MICE, Fractals and Budgets

Following Mary Robinette Kowal’s guest lecture for Sanderson’s 2020 course, we started looking at Word Budgets. Let’s go further with MICE, fractals and budgets.

Kowal likes to think of story elements in terms of MICE – Milieu, Idea, Character, and Event. Stick with this next idea; Robinette Kowal declares a novel has the same construction as a fractal. There is a story arc that goes from opening problem through conflict to resolution. Within the whole novel, the chapters also need to deliver a story arc from opening problem through conflict to resolution. Otherwise, they don’t do their job in moving the story forward in a satisfying way.

Another level of decomposition? Within each chapter, there may be multiple scenes; perhaps one long scene start-to-end, perhaps two, three, or four scenes with harder or softer breaks between scenes. Again, each scene has to deliver a satisfying story arc from opening problem through conflict to resolution.

Break, Break,Break, Breakdown

A chapter of 2500 words with no scene breaks might feel like luxury if there’s only one of each MICE element. It comes under strain if you increase the number of milieu, characters, ideas and events within the chapter. Just step through Alice’s looking glass to find out.

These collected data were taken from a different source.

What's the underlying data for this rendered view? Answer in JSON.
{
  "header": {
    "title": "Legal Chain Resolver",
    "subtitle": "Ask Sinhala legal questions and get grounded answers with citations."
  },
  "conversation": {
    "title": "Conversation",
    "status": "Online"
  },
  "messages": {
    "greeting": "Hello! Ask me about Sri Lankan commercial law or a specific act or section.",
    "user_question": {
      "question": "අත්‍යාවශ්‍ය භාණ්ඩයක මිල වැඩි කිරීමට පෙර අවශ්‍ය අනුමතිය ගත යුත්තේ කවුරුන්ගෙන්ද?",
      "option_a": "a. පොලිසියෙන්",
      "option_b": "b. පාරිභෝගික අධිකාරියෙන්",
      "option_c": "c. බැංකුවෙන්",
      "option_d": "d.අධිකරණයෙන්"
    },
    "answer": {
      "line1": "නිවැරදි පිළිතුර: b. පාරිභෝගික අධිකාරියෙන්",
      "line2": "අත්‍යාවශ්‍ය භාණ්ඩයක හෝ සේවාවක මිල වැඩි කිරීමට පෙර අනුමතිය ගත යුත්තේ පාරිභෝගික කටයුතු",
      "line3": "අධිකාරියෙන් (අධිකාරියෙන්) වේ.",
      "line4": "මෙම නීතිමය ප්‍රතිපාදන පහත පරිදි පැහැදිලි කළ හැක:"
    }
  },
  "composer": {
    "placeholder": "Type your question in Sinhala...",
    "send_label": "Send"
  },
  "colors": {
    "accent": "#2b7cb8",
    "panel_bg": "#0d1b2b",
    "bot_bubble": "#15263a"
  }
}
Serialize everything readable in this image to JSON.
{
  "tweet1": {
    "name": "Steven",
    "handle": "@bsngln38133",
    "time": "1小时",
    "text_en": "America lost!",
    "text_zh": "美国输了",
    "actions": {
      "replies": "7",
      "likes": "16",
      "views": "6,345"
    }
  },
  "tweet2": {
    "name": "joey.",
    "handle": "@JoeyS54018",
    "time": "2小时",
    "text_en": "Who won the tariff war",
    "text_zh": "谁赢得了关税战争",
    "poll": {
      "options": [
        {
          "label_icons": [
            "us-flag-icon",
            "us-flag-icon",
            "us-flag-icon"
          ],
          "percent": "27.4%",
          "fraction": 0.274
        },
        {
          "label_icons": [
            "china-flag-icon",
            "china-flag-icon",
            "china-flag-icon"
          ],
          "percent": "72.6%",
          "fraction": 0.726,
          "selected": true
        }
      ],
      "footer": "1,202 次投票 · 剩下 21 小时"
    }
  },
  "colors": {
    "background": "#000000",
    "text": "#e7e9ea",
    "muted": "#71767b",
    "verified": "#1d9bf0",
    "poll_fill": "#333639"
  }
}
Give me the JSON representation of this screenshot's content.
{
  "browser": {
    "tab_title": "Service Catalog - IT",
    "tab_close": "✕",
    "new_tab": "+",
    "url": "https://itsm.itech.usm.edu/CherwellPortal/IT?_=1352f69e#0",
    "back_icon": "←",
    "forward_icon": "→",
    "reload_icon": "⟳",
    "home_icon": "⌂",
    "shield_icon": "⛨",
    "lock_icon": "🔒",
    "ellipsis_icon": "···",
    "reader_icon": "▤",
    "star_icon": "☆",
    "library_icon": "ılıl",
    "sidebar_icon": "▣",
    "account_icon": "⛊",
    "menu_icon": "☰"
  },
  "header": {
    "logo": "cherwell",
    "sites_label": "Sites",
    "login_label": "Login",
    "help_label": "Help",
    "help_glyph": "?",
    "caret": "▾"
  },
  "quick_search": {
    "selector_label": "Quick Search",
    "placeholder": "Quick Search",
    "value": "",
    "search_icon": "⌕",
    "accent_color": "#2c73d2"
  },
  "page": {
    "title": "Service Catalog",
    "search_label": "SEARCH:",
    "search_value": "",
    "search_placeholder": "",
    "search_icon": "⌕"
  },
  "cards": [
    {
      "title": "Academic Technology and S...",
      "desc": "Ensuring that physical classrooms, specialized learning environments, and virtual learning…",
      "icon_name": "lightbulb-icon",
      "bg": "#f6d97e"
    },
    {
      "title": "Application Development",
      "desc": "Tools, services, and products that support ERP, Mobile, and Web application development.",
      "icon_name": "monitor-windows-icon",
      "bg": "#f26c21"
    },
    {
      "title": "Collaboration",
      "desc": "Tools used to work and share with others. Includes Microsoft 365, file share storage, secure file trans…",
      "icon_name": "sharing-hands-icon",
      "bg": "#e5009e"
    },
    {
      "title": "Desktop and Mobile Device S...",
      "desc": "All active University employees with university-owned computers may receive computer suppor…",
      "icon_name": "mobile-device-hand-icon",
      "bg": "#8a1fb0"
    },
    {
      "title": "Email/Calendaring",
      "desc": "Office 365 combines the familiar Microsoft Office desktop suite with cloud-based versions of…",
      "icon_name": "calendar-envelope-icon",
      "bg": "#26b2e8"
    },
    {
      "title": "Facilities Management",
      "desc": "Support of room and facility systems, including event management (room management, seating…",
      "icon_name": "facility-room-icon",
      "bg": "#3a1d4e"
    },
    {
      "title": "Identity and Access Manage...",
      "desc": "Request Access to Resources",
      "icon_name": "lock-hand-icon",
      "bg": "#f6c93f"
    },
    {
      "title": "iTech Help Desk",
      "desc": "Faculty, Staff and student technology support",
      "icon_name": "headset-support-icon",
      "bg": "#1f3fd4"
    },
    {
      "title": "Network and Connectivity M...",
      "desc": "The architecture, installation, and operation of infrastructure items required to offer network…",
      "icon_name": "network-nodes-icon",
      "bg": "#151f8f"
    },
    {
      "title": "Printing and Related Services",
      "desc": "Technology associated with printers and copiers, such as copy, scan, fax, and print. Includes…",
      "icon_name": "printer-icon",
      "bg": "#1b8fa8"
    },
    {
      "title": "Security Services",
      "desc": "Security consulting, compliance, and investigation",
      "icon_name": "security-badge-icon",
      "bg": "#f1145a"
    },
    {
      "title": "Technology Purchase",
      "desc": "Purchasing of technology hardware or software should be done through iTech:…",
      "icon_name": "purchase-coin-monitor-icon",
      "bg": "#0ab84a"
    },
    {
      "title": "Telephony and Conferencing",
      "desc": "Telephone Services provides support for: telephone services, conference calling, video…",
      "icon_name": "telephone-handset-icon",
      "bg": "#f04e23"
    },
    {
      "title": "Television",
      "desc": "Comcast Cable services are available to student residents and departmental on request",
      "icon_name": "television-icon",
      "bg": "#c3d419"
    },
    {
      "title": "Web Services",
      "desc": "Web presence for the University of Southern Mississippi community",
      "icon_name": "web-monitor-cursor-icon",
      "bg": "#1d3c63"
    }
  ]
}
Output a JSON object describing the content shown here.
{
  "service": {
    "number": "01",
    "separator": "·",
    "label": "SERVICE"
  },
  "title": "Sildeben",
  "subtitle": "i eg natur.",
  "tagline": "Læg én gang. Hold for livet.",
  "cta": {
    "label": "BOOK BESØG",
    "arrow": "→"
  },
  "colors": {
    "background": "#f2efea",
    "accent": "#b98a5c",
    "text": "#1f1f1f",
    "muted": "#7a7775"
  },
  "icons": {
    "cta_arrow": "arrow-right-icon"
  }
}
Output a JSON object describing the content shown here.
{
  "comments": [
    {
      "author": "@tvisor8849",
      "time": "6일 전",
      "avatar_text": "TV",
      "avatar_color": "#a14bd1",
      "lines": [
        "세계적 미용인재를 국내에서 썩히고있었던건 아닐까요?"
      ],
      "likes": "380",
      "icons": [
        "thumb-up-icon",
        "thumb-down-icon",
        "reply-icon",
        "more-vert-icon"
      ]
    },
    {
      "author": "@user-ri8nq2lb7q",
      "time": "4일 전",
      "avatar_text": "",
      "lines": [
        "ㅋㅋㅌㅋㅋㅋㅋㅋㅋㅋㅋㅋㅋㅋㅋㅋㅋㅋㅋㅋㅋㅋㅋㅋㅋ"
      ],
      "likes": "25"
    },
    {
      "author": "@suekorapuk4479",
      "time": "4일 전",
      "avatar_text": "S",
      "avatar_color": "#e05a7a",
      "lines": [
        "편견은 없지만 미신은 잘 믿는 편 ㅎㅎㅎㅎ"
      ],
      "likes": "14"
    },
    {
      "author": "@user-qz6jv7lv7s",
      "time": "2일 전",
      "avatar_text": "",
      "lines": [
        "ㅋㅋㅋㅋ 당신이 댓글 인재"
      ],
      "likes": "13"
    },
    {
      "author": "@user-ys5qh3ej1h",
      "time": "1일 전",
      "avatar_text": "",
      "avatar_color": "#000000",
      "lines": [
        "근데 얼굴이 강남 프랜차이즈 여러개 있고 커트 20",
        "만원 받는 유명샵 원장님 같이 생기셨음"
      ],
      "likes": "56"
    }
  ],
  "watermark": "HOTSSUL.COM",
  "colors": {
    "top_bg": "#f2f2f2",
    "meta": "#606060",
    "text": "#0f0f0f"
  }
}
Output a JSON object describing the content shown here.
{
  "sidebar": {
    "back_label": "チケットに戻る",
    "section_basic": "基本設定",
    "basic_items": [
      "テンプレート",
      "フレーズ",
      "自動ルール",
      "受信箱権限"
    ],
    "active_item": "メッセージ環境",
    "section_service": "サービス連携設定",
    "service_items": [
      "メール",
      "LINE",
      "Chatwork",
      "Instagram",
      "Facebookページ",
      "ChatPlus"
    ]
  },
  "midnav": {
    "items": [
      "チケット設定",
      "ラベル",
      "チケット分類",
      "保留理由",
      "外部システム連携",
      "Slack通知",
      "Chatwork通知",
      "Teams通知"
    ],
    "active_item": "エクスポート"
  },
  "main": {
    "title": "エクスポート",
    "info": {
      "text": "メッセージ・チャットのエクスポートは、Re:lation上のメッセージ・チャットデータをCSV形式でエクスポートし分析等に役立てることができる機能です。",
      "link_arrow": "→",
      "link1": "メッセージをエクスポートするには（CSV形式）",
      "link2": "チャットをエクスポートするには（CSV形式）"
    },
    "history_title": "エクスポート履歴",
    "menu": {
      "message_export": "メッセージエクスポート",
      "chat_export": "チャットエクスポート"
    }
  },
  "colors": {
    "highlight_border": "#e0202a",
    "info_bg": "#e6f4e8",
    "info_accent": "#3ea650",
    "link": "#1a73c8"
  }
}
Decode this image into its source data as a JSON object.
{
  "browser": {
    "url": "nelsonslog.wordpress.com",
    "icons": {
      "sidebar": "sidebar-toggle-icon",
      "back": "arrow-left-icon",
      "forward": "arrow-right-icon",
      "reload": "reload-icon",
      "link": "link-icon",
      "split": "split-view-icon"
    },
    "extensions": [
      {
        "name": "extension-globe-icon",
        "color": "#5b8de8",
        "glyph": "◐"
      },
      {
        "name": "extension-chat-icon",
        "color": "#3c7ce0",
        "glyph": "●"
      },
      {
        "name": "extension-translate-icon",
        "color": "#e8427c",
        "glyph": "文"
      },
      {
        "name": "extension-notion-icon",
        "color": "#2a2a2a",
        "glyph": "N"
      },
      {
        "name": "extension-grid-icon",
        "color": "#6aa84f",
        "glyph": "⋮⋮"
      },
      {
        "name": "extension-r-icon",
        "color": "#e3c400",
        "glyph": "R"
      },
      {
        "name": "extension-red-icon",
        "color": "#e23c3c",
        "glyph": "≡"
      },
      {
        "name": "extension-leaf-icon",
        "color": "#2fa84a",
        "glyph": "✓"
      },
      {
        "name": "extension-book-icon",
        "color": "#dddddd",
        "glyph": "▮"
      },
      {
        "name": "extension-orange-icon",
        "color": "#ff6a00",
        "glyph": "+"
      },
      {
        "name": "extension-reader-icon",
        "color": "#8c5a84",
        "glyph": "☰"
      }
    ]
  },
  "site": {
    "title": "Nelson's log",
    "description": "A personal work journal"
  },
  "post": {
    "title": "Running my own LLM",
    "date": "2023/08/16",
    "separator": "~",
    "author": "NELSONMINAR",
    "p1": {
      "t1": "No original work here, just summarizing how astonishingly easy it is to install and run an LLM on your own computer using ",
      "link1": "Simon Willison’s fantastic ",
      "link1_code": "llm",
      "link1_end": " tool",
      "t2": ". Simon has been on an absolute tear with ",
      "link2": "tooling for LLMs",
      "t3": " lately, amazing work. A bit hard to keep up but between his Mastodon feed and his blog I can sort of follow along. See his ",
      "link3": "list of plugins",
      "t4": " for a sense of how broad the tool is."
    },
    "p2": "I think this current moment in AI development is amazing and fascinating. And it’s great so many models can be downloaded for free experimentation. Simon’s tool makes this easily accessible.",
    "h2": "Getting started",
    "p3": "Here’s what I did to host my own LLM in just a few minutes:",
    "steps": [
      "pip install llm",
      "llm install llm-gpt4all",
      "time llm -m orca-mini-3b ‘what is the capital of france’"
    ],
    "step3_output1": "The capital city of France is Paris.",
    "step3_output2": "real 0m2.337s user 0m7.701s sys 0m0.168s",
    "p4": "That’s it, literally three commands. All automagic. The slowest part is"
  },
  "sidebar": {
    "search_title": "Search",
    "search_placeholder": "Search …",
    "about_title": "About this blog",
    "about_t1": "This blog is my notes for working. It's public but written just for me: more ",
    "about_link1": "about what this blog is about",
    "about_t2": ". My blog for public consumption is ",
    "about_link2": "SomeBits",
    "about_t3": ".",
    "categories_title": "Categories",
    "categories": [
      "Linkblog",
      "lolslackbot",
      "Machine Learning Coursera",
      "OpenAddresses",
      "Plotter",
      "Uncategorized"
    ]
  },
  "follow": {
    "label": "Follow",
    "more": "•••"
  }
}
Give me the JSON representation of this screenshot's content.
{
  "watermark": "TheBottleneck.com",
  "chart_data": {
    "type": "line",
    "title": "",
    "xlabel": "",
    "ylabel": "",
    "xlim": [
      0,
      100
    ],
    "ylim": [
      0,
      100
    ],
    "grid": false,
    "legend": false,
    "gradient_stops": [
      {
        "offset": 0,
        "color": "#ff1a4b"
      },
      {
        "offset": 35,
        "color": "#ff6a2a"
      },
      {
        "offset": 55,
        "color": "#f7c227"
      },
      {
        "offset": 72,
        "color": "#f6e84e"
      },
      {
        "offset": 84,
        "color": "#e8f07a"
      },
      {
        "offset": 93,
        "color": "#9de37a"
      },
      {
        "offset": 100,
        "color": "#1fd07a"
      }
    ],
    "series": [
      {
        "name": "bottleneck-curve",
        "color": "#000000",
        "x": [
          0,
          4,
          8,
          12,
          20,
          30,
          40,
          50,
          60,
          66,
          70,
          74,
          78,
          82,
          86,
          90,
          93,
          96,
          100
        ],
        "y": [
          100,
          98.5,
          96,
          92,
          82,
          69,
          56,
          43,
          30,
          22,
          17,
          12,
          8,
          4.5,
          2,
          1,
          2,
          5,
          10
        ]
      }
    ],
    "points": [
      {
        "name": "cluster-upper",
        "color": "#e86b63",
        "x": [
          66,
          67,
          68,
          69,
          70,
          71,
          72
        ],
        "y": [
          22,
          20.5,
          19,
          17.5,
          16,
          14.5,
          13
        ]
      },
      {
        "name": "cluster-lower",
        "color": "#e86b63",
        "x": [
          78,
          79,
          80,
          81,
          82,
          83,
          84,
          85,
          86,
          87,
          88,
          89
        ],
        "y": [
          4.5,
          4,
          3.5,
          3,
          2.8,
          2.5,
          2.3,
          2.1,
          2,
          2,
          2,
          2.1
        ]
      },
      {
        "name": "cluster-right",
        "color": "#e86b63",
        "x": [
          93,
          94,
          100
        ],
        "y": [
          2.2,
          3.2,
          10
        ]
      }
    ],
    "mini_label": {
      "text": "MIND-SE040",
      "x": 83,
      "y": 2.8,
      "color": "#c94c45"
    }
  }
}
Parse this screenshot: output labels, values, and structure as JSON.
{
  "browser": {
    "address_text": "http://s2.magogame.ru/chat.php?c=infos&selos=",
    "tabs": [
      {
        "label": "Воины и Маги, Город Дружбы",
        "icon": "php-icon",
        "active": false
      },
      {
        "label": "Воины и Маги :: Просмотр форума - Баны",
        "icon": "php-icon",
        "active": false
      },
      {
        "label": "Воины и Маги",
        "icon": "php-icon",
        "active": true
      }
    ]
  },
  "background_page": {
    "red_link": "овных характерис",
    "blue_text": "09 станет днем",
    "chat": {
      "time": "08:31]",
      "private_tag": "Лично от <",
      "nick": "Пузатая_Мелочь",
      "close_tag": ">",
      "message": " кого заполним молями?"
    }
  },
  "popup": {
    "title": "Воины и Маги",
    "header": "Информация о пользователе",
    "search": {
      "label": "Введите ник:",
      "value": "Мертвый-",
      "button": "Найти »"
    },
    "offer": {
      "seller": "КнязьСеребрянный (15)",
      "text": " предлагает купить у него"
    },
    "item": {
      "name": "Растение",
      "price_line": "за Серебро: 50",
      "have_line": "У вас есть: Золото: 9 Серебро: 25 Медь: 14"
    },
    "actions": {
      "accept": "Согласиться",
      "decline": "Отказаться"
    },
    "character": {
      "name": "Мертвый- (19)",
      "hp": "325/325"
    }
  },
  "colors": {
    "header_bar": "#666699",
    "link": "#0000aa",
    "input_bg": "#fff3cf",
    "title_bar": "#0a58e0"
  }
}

Consider a chapter broken into four scenes. Each has to do its work in an average of 650 words. Each has to adequately explore its given MICE elements, within a scene story arc, before it runs out of budget.

Next level of decomposition? Each meaningful dialogue between characters (call it a micro-scene) also has to deliver a story arc while dealing with the MICE elements loaded on it.

You might think Austen’s Pride and Prejudice a long book. It isn’t; 124,000 words in the standard edition. It is, for the prose style of the period, very economical with its word budget. Through chapters, scenes and micro-scenes, every single one completes its story arc right where it needs to.

Applied Fractal-matics

The concept of the word budget makes sense. Spending a little more to complete an arc in one place risks going ‘overdrawn’ overall. Cutting back somewhere else might throw the whole structure out of balance.

I’ve come to like the idea of a Word Budget as a structural measure. The current project has short opening and closing chapters. They carry the MICE elements economically and complete their story arcs. In the middle, where it gets difficult, the word budget expands to meet the structural underpinnings of the book.

A chapter that ran double the length of the rest was obviously a candidate to split. Yes, the original structure was 24, not 25 chapters. Interestingly, splitting it in two improved the pacing, without changing the placement of plot points. The important plot point arrives at the required place in the overall story arc, coming at the end of the second chapter. Both chapters are within the average length, each split with its’ own climactic arc.